Lee Ranaldo & Leah Singer – iloveyouihateyou
A Mental Squinting, essay by Richard Julin, Curatorial Director Magasin 3 Stockholm Konsthall
A conversation with LEE RANALDO and LEAH SINGER, New York City, 20th of November 2008, interview by Richard Julin
Exhibition catalogue no. 40
No. of pages: 64, color, richly illustrated
Binding: hard cover
Graphic design: Cederteg.Nying.Berlin
Editor: Richard Julin
Publisher: Magasin 3 Stockholm Konsthall, Libraryman Co., Ltd.
Available for purchase in our museum entrance for 300 SEK (approx. 30 EUR)
A Mental Squinting, essay by Richard Julin
I want to thank Leah and Lee for the generous discussions on art that we’ve had and for a great time working together developing the exhibition “iloveyouihateyou”.

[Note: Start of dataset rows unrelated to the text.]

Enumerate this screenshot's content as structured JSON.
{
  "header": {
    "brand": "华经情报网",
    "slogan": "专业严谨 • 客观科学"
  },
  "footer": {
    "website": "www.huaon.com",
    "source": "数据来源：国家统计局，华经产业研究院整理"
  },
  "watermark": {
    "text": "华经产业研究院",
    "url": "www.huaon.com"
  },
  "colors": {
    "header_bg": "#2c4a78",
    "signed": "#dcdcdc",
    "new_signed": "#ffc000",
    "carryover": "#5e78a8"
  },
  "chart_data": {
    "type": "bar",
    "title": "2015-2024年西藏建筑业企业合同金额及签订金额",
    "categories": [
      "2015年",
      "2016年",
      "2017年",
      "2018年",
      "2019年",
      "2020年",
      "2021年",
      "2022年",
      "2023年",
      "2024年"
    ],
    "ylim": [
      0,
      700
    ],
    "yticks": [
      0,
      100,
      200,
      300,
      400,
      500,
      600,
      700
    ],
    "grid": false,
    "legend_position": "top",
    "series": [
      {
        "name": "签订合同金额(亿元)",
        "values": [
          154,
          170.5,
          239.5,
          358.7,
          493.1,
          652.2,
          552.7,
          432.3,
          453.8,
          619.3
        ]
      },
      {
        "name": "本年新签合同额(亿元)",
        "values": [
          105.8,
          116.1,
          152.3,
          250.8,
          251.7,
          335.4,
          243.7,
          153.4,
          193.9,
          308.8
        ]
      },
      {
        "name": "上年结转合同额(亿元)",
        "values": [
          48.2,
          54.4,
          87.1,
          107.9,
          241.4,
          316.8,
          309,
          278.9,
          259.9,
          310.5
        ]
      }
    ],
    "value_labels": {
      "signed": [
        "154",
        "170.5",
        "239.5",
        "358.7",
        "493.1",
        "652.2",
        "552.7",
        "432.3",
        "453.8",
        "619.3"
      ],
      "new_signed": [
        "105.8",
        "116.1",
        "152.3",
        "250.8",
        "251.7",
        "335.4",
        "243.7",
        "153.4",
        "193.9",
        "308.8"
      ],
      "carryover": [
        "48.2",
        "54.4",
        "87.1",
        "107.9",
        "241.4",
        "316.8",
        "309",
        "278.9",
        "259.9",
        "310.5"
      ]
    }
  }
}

RICHARD JULIN, chief curator
About twenty years ago my idea about what art can be was shaken thoroughly. I was watching Jonas Mekas three hour, epic experimental movie Walden. It poetically depicts brief moments of beauty from quotidian situations. I quickly felt at ease with Walden’s quite slow tempo, hand held camera movements and voice-over sound track. So much that I fell asleep after a while. I woke up a bit later to new images of vaguely familiar faces, a snow storm in Times Square, hearing a voice reading something in French, images of a boat ride… and I dozed off again. When I woke up and followed the flow until the film ended I was exhilarated.
I realized that I had felt no urge to understand a specific message or plot line. The experience was like being in a stream of image and sound; an accepting environment that embraced contemplation as well as sleep. It felt like a ‘mental squinting’ where the focus was somewhere between the images, the sound and the thoughts they evoked. A liberating experience!
I got that same feeling when I first saw Leah Singer and Lee Ranaldo’s installation Drift. The work can be described as an immersive sonic/visual environment consisting of music, sounds and texts by Ranaldo in response to two 16mm analytical film projectors performed in real time by Singer. Starting in 1991 Drift was performed live in museums, galleries, concert halls and performing arts centers worldwide until 2005. At that time the work became a DVD film. This fixed version of something that had been in flux for so many years turned out to be a catalyst and starting point for a new work: iloveyouihateyou. This is the work that has its premiere at Magasin 3 during the Spring of 2009.
Leah Singer and Lee Ranaldo’s performance work and installations combine a flow of images and sounds taken from everyday situations, moments that reveal the beauty of the ordinary and turn the commonplace into something extraordinary. The contemporary poetic nature of their work echoes a history of experimental cinema that is included in the exhibition with three older works from the history of American avant-garde cinema: Swamp by Nancy Holt and Robert Smithson (1971), Children’s Tapes by Terry Fox (1974) and City Slivers by Gordon Matta-Clark (1976). I doubt the exhibition iloveyouihateyou will make you fall asleep. But if you do – enjoy!